Romance Impossible

SHARON
Chapter #3

Chapter o3

Siang itu, di cafe mungil di sudut gedung perkantoran yang cukup ramai. Mella duduk di kursi dekat dinding kaca, menatap es lemon tea-nya yang sudah berembun.


“Maaf ya, nunggu lama?” Suara itu membuat Mella menoleh. Rayhan datang dengan senyum ramah, laki-laki itu mengenakan kemeja biru muda yang tergulung di bagian lengan. Rapi tapi santai.


“Nggak kok, baru juga,” jawab Mella.


Mereka memesan makanan seadanya, tak ada yang terlalu istimewa, tapi cukup untuk membuat perut tak lagi kosong dan suasana jadi tak terlalu canggung.


Di tengah obrolan ringan soal pekerjaan dan makanan, Mella tiba-tiba terdiam.


“Aku... sempat mikir tentang ajakan kamu,” katanya pelan, menatap mangkuk supnya yang mulai mendingin, “Soal menikah.”


Rayhan menatap Mella, tak langsung menjawab. Wajahnya tenang, tapi sorot matanya berubah sedikit lebih serius.


“Tapi aku masih bingung. Maksudku... kenapa langsung nikah? Kenapa nggak pacaran dulu? Normalnya kan orang butuh waktu buat kenal, nyocokin diri, baru mikir buat nikah.”


Rayhan menarik napas, lalu tersenyum kecil. Ia meneguk air putihnya, lalu bersandar ke kursi, “Aku punya adik cowok. Dia udah punya calon istri, mereka mau nikah. Tapi dia bersikeras nggak mau nikah sebelum aku nikah dulu. Katanya nggak enak ngelangkahi kakaknya.”

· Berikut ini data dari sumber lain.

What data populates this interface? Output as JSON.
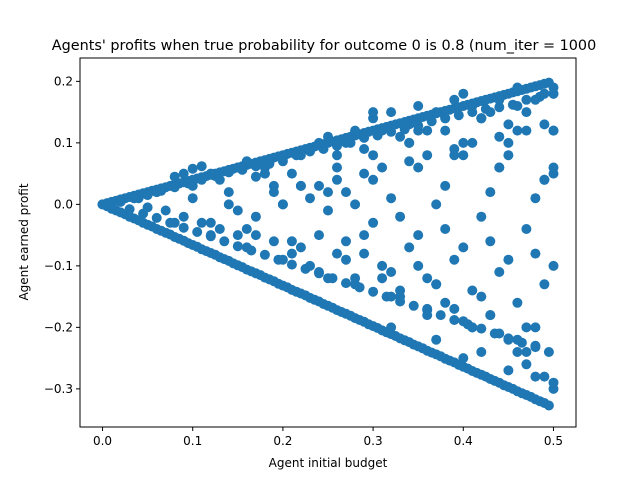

Mella mengerutkan alis. “Dan kamu rela nikah sama orang asing demi adikmu? Kamu gak takut salah pilih?”


Rayhan mengangguk, tidak merasa perlu menyembunyikannya. Rayhan tersenyum kecil. “Yang menikah karena saling kenal lama juga belum tentu langgeng. Aku sendiri nggak terlalu punya keinginan buat jatuh cinta dulu, pacaran, atau apalah. Kalau ketemu orang yang mau, kenapa harus ribet?”


Mella terdiam.


Giliran Rayhan bertanya, “Kamu kenapa tiba-tiba berubah pikiran?“


Mella menggigit bibir, menunduk. Ia menarik napas panjang sebelum mulai bercerita—tentang hutang adiknya, tentang orang tuanya yang datang tiba-tiba hanya untuk membujuknya menikah dengan pria yang dua kali lipat usianya. Tentang tekanan yang perlahan mengikis kesadarannya.


Rayhan melongo. “Seriusan?”


“Serius.” Mella menatap kosong ke arah jendela. “Katanya ini kesempatan. Katanya aku udah cukup umur buat nggak pilih-pilih lagi.”


Rayhan bersandar, menggeleng kecil. “Adikmu yang punya utang, tapi kamu yang disuruh lunasin dengan hidupmu?”


Mella hanya terdiam, tidak tahu harus menjawab apa pertanyaan Rayhan. Rayhan kembali berkata yang membuat Mella menoleh cepat kearahnya, “Aku merasa situasi kita nggak jauh beda."


Mella menatapnya, ragu. “Tapi tetap aja. Bukankah harus ketemu orang yang tepat dulu, baru berpikir untuk menikah? Gimana kalau ternyata kita salah pilih? Nikah itu nggak bisa dicoba-coba kayak pacaran. Kalau nggak cocok, nggak bisa langsung cabut seenaknya.”


Rayhan memandang Mella lama, lalu bersandar di kursinya. "Aku cuma perlu status pernikahan dan kamu perlu alasan buat nolak perjodohan itu. Kita bisa buat kesepakatan seperti menikah kontrak, nggak ada perasaan, nggak ada ekspektasi. Setelah adikku nikah, kita bisa pisah baik-baik. Atau... kalau ternyata cocok kita bisa melanjutkan pernikahan ini."


Rayhan mencondongkan tubuh sedikit. “Dan menurutku... tawaran ini bisa bantu kamu juga.”


Mella menatapnya. “Ray, ini hidup nyata, bukan sinetron sore.”


“Tapi kadang hidup butuh ide sinetron biar bisa diselamatkan.”


Mella tertawa kecil, tapi ada sesuatu dalam dirinya yang tergelitik. Gila. Tapi... menggoda.